CRCCardsAndRoles

Sociometric modeling can be based on several varieties of network relationship data. These differences correspond to properties of formal graphs in graph theory. The relationships between roles can be labeled (e.g., with a number that indicates the strength of the interaction) or unlabeled, directed or undirected, and so forth. During the CRC interview, we collected only dichotomous network data: in other words, a relation either exists between two roles, or it doesn't. We take care to capture directed lines to support studies of information flow. A directed line is called an arc, and a graph of arcs is called a digraph. Participants annotate the arcs at the end of the interview, giving them strengths so they become valued arcs.

CRC cards had some unanticipated benefits as well. They can be used as a therapy session that helps an organization introspect about itself in real time. Our CRC sessions usually served as mirrors in which organizations could see themselves in a new light. As such, the data gathering technique itself played out the sociodrama and laid the seeds of group therapy.

CRC cards have some drawbacks as well, including groupthink, consistency, and granularity.
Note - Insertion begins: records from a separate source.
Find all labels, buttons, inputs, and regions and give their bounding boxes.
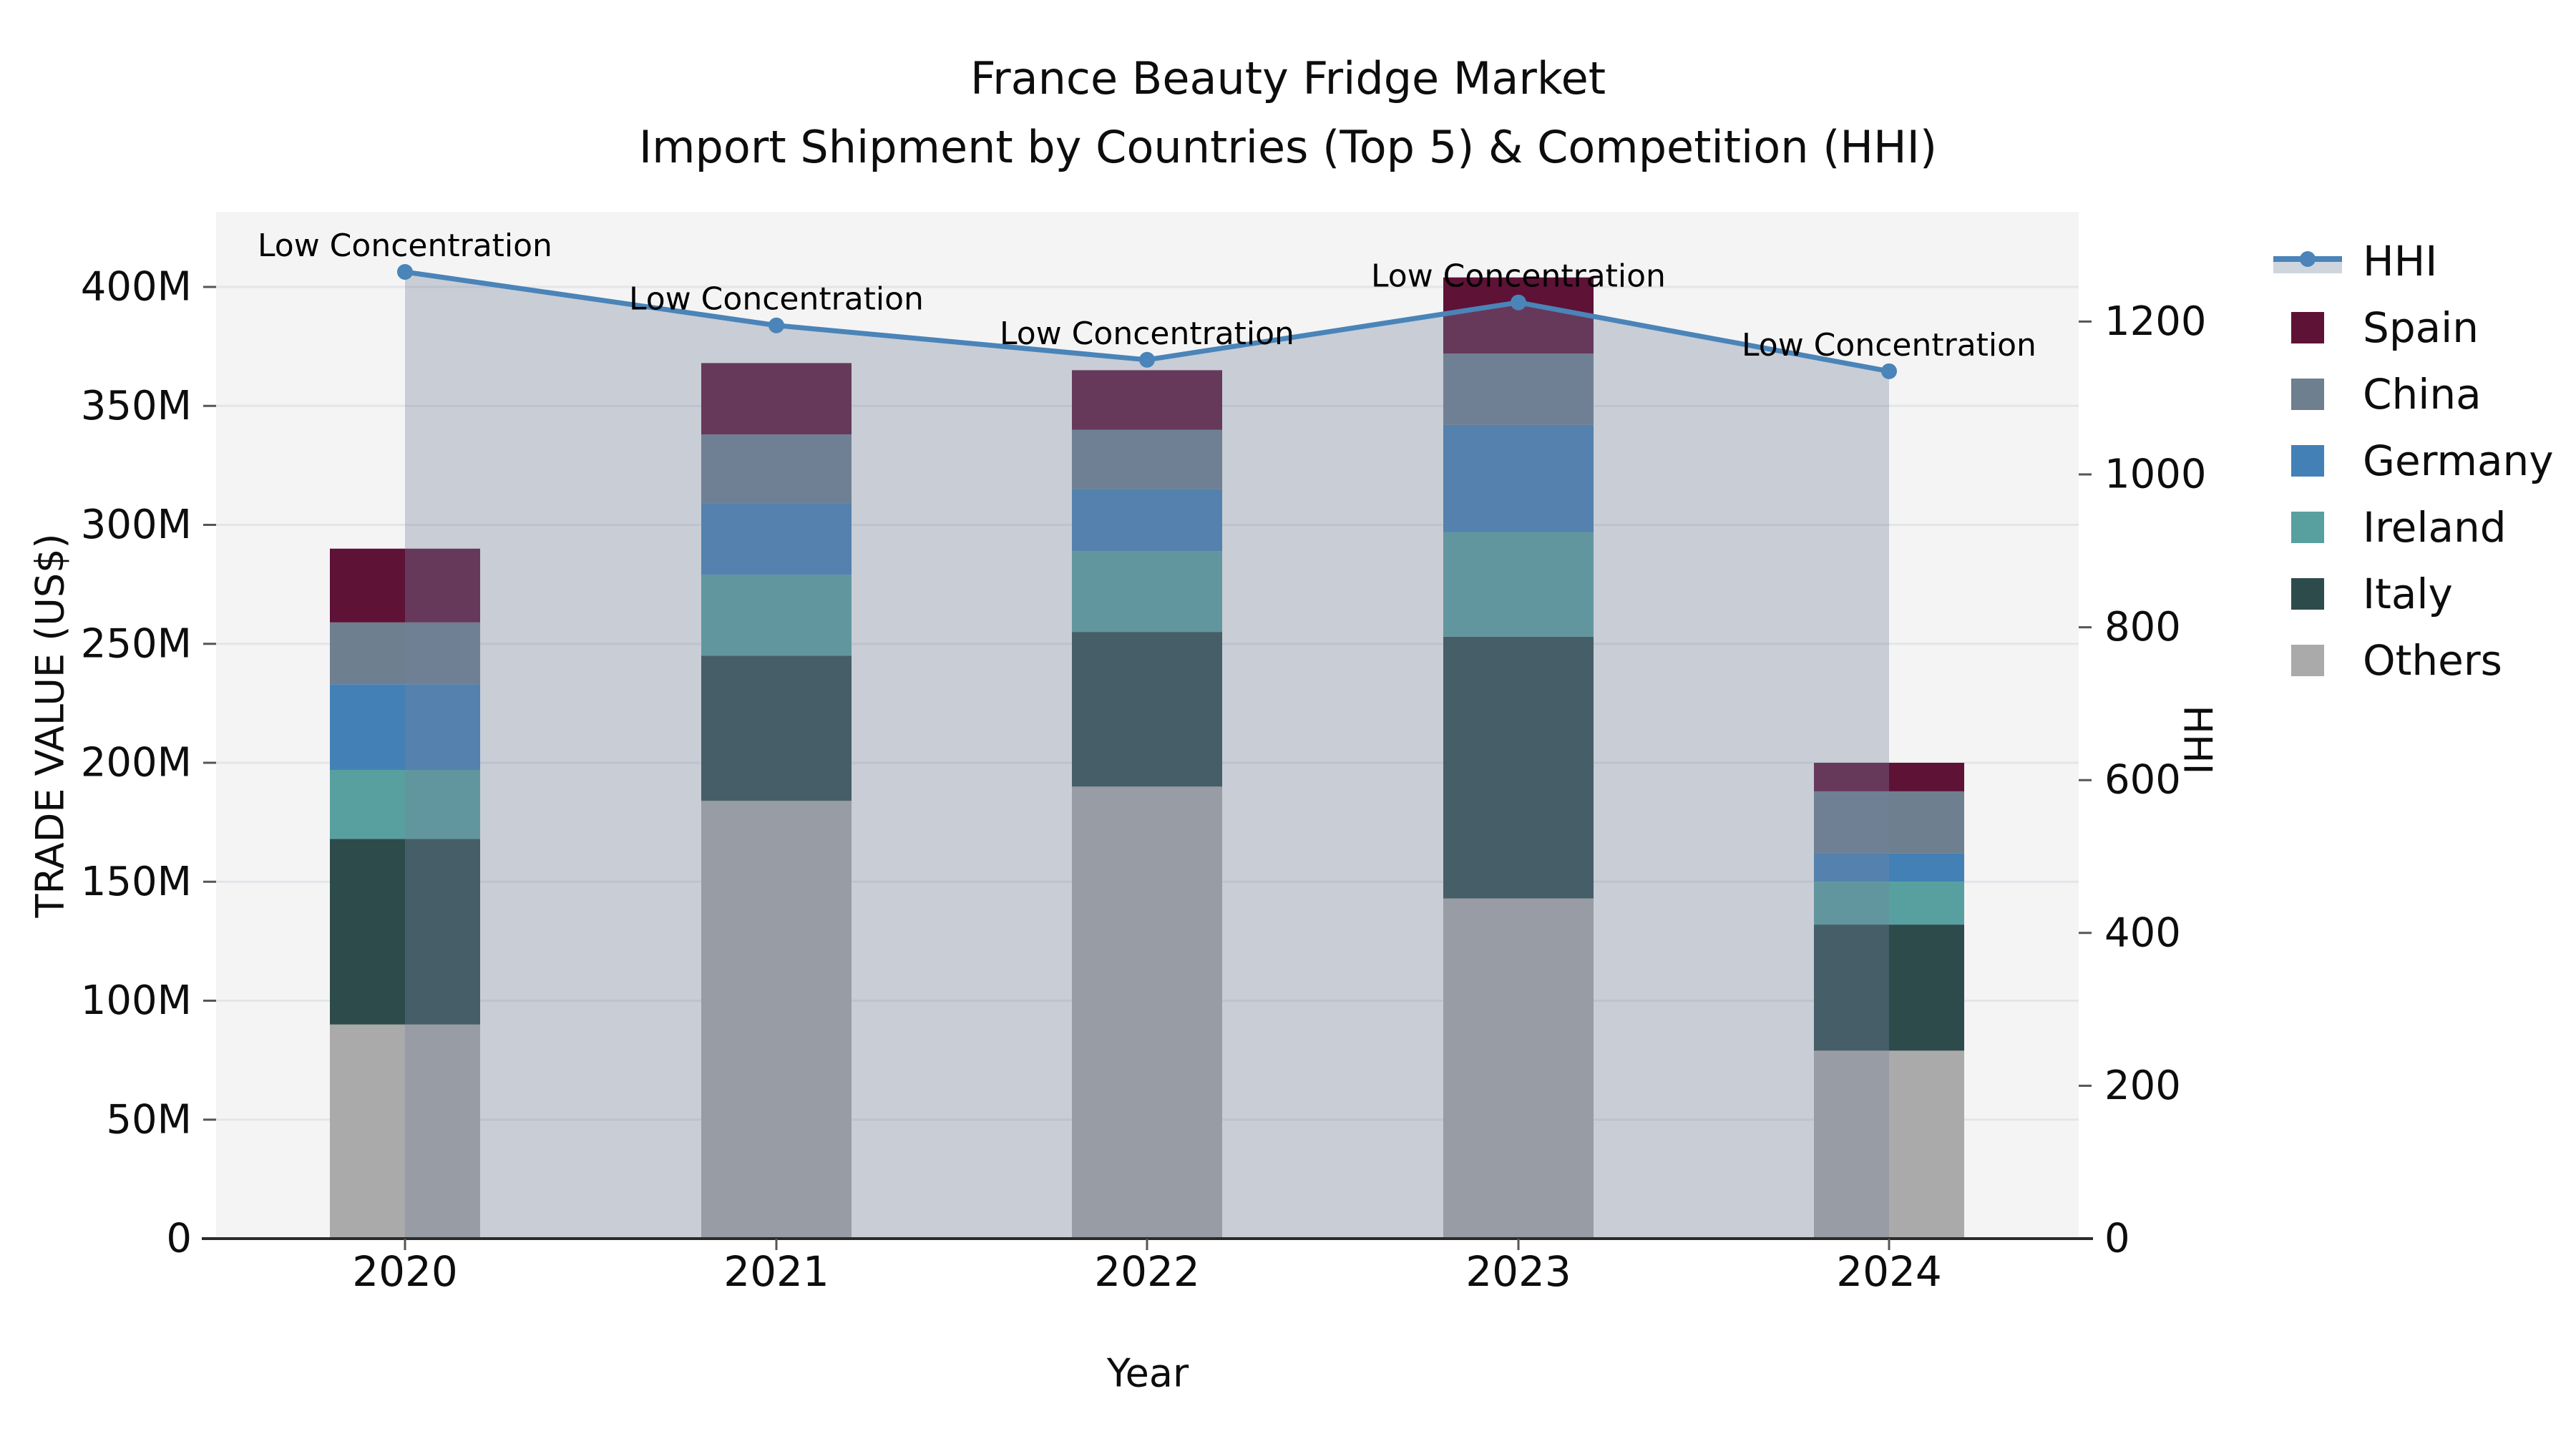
- legend-label: Spain: [2363, 303, 2479, 352]
- y-tick-label-left: 50M: [106, 1096, 192, 1143]
- bar-segment-others-2024: [1814, 1050, 1964, 1239]
- hhi-area-fill: [405, 271, 1889, 1239]
- china-color-swatch: [2291, 378, 2324, 410]
- legend-label: Others: [2363, 635, 2502, 685]
- y-tick-label-right: 600: [2104, 757, 2181, 804]
- y-axis-label-right: HHI: [2175, 705, 2220, 775]
- bar-segment-germany-2023: [1443, 424, 1594, 532]
- annotation-low-concentration-2021: Low Concentration: [629, 281, 924, 318]
- hhi-marker-2021: [769, 317, 784, 333]
- bar-segment-china-2022: [1072, 429, 1222, 489]
- bar-segment-germany-2020: [330, 684, 480, 770]
- bar-segment-others-2022: [1072, 786, 1222, 1239]
- legend-item-hhi: HHI: [2268, 228, 2554, 294]
- italy-color-swatch: [2291, 577, 2324, 610]
- x-tick-label: 2023: [1465, 1247, 1571, 1296]
- bar-segment-italy-2020: [330, 839, 480, 1025]
- hhi-marker-icon: [2300, 250, 2316, 267]
- bar-segment-italy-2023: [1443, 636, 1594, 899]
- bar-segment-ireland-2022: [1072, 551, 1222, 633]
- bar-segment-china-2023: [1443, 353, 1594, 425]
- hhi-marker-2020: [397, 263, 413, 280]
- germany-color-swatch: [2291, 444, 2324, 477]
- legend-item-germany: Germany: [2268, 427, 2554, 494]
- bar-segment-china-2021: [701, 434, 852, 504]
- bar-segment-spain-2021: [701, 363, 852, 435]
- legend-label: HHI: [2363, 236, 2438, 286]
- y-tick-label-left: 300M: [81, 502, 192, 548]
- legend-item-china: China: [2268, 361, 2554, 427]
- y-tick-label-right: 1200: [2104, 298, 2207, 345]
- others-color-swatch: [2291, 644, 2324, 676]
- x-tick-label: 2024: [1836, 1247, 1942, 1296]
- bar-segment-germany-2021: [701, 503, 852, 575]
- hhi-marker-2024: [1881, 363, 1897, 379]
- legend-label: Italy: [2363, 569, 2453, 618]
- bar-segment-italy-2024: [1814, 924, 1964, 1051]
- bar-segment-italy-2021: [701, 655, 852, 801]
- y-tick-label-right: 400: [2104, 909, 2181, 956]
- y-tick-label-right: 800: [2104, 604, 2181, 650]
- chart-title-line1: France Beauty Fridge Market: [970, 52, 1606, 104]
- ireland-color-swatch: [2291, 511, 2324, 543]
- bar-segment-china-2024: [1814, 791, 1964, 854]
- y-tick-label-left: 150M: [81, 859, 192, 905]
- y-tick-label-right: 0: [2104, 1216, 2130, 1262]
- x-axis-label: Year: [1106, 1350, 1189, 1396]
- legend: HHI Spain China Germany Ireland Italy Ot…: [2268, 228, 2554, 693]
- bar-segment-germany-2024: [1814, 853, 1964, 882]
- x-tick-label: 2022: [1094, 1247, 1200, 1296]
- hhi-marker-2023: [1511, 294, 1526, 311]
- chart-title-line2: Import Shipment by Countries (Top 5) & C…: [638, 121, 1938, 174]
- annotation-low-concentration-2023: Low Concentration: [1371, 258, 1666, 295]
- annotation-low-concentration-2020: Low Concentration: [258, 228, 552, 264]
- y-tick-label-left: 400M: [81, 264, 192, 311]
- legend-label: Germany: [2363, 436, 2554, 485]
- legend-item-spain: Spain: [2268, 294, 2554, 361]
- y-tick-label-left: 0: [166, 1216, 192, 1262]
- y-tick-label-left: 200M: [81, 740, 192, 786]
- chart-title: France Beauty Fridge Market Import Shipm…: [0, 44, 2576, 182]
- bar-segment-ireland-2024: [1814, 882, 1964, 925]
- bar-segment-italy-2022: [1072, 632, 1222, 787]
- bar-segment-spain-2024: [1814, 763, 1964, 791]
- bar-segment-others-2020: [330, 1024, 480, 1239]
- spain-color-swatch: [2291, 311, 2324, 343]
- bar-segment-ireland-2020: [330, 769, 480, 839]
- legend-item-italy: Italy: [2268, 560, 2554, 627]
- y-tick-label-right: 200: [2104, 1063, 2181, 1109]
- bar-segment-china-2020: [330, 622, 480, 685]
- x-tick-label: 2020: [352, 1247, 458, 1296]
- bar-segment-ireland-2023: [1443, 532, 1594, 637]
- annotation-low-concentration-2024: Low Concentration: [1742, 327, 2036, 364]
- y-tick-label-right: 1000: [2104, 452, 2207, 498]
- y-tick-label-left: 350M: [81, 383, 192, 429]
- bar-segment-spain-2023: [1443, 277, 1594, 354]
- legend-label: China: [2363, 369, 2482, 419]
- legend-label: Ireland: [2363, 502, 2507, 552]
- hhi-marker-2022: [1139, 351, 1155, 368]
- bar-segment-others-2021: [701, 801, 852, 1239]
- y-axis-label-left: TRADE VALUE (US$): [27, 533, 73, 918]
- bar-segment-spain-2022: [1072, 370, 1222, 430]
- hhi-line-swatch: [2268, 249, 2347, 273]
- annotation-low-concentration-2022: Low Concentration: [1000, 316, 1294, 352]
- legend-item-others: Others: [2268, 627, 2554, 693]
- x-tick-label: 2021: [723, 1247, 829, 1296]
- y-tick-label-left: 250M: [81, 620, 192, 667]
- bar-segment-others-2023: [1443, 898, 1594, 1239]
- bar-segment-germany-2022: [1072, 489, 1222, 552]
- legend-item-ireland: Ireland: [2268, 494, 2554, 560]
- bar-segment-spain-2020: [330, 548, 480, 623]
- y-tick-label-left: 100M: [81, 977, 192, 1024]
- bar-segment-ireland-2021: [701, 575, 852, 656]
Perhaps the most serious problem is the opportunity for groupthink: the tendency for a group to fall into modes of social conformity [BibRef-Janis1971]. Most of the organizations we visited had a diverse collection of strong personalities that avoided many of the problems of self-censorship found in organizations dominated by groupthink. We avoided the problems of "mindguards" (those who protect the power holders in the organization from painful truths) by asking that the subject organizations not send process professionals from their organization, since they usually perform a policing function and frown on departures from stipulated practice. Most groups viewed the exercise as an opportunity to help their self-improvement efforts, and didn't seem to be blind-sided by illusions of invulnerability. We observed rationalization-based groupthink in some groups that participated in these studies because they perceived an allied group — such as the organization that created or managed their development process--as an "enemy". While we feel these factors would have affected our results if we were explicitly looking for process compliance, we don't feel that it affected our models of role relationships within these organizations. For more on groupthink, see [BibRef-Janis1971].

The second problem is consistency. Each group has its own culture that colors the meaning of common role names: Is it fair to compare the "Developer" role in a start-up company to the role of the same name in a legacy organization? Is there a commonly understood meaning for "role" itself? Different organizations produce different products that solve problems of widely varying difficulty: Is it fair to compare otherwise similar teams if one produces aerospace software and the other produces biomedical engineering control software? Such problems plague most software studies; the number of control variables is large.

Granularity is another issue. A complete understanding of process incorporates roles, actors, artifacts, and other dimensions; we are focusing on roles. It is difficult to define a role formally (we "define" them in terms of their responsibilities). A given person may play several roles, and a given role may be played by more than one person. For example, one person might be both a Developer and a Tester, and of course several people may adopt the Developer role. The Pasteur tools (see SocialNetworkTheoryFoundations) has an option to combine selected roles, which helps us evaluate some actor-to-role mappings. The general problems of granularity and mapping remain research issues.